Transplant of nasal cavity cells to spinal cord enables this paralysed man to walk once again
Paralysis is perhaps the most debilitating medical conditions in which the patient is capable of hearing and understanding everything, but cannot move or walk. The frustration of not being able to do things on your own and having to depend on others for most basic work is something paralytic patients have to go through.
But the science of medicine has made such advancements that now it has become possible for paralytic patients to get up on their own will and walk and sit again. One such advancement was successful when a quadriplegic patient from Poland walked again due to a revolutionary surgery.

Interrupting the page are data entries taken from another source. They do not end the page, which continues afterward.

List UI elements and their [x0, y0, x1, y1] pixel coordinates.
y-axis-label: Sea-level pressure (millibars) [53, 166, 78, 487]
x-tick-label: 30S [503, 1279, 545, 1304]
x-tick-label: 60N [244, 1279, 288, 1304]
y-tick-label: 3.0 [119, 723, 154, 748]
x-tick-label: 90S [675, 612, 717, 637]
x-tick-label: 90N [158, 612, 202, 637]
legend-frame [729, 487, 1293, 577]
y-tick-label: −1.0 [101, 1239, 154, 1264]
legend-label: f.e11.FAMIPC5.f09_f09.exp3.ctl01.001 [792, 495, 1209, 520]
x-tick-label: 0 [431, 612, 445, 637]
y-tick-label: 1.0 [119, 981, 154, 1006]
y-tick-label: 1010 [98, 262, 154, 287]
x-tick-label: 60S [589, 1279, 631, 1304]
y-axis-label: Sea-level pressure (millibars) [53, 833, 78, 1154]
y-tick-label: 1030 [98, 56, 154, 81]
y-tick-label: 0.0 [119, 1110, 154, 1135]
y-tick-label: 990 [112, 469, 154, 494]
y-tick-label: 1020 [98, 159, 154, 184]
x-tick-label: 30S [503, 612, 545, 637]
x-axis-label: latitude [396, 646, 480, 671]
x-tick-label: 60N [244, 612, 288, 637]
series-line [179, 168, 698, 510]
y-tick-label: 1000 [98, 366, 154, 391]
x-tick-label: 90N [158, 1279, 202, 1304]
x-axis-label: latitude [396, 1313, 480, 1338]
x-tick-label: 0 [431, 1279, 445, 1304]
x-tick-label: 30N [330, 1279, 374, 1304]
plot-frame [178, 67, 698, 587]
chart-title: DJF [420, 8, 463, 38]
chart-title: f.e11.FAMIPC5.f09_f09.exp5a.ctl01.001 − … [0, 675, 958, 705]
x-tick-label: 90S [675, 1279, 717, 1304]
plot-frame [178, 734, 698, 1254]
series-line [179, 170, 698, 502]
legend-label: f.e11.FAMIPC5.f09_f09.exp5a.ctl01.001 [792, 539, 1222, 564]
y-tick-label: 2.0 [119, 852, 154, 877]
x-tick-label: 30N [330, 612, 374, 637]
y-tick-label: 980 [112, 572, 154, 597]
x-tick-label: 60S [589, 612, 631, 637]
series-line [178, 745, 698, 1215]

Here is the incredible story.
1 Darek Fidyka
Darek Fidyka, 40, from Poland, was paralyzed after being stabbed repeatedly in the back in the 2010 attack.
But now thanks to a revolutionary breakthrough in medicine, he is able to walk with a support of a frame. He said that “When you can’t feel almost half your body, you are helpless, but when it starts coming back it’s like you were born again.” He further added that,” what had been achieved was more impressive than man walking on the moon”.
2 How the injury was treated
Before the treatment, Mr Fidyka had been paralysed for nearly two years and had shown no sign of recovery despite many months of intensive physiotherapy.
The treatment used olfactory ensheathing cells (OECs) – dedicated cells that form part of the sense of smell. OECs act as pathway cells that allow nerve fibres in the olfactory system to be frequently reintroduced.
In the first of two operations, surgeons detached one of the patient’s olfactory bulbs and grew the cells in culture. Two weeks later they transferred the OECs into the spinal cord, which had been cut through in the knife attack apart from a thin sliver of scar tissue on the right. They had just a drop of material to work with – about 500,000 cells.
About 100 micro-injections of OECs were given above and below the injury. Also four thin strips of nerve tissue were taken from the patient’s ankle and placed across an 8mm (0.3in) gap on the left side of the cord. The scientists believe the OECs created a pathway to permit fibres above and below the injury to rejoin, using the nerve implants to link the gap in the cord.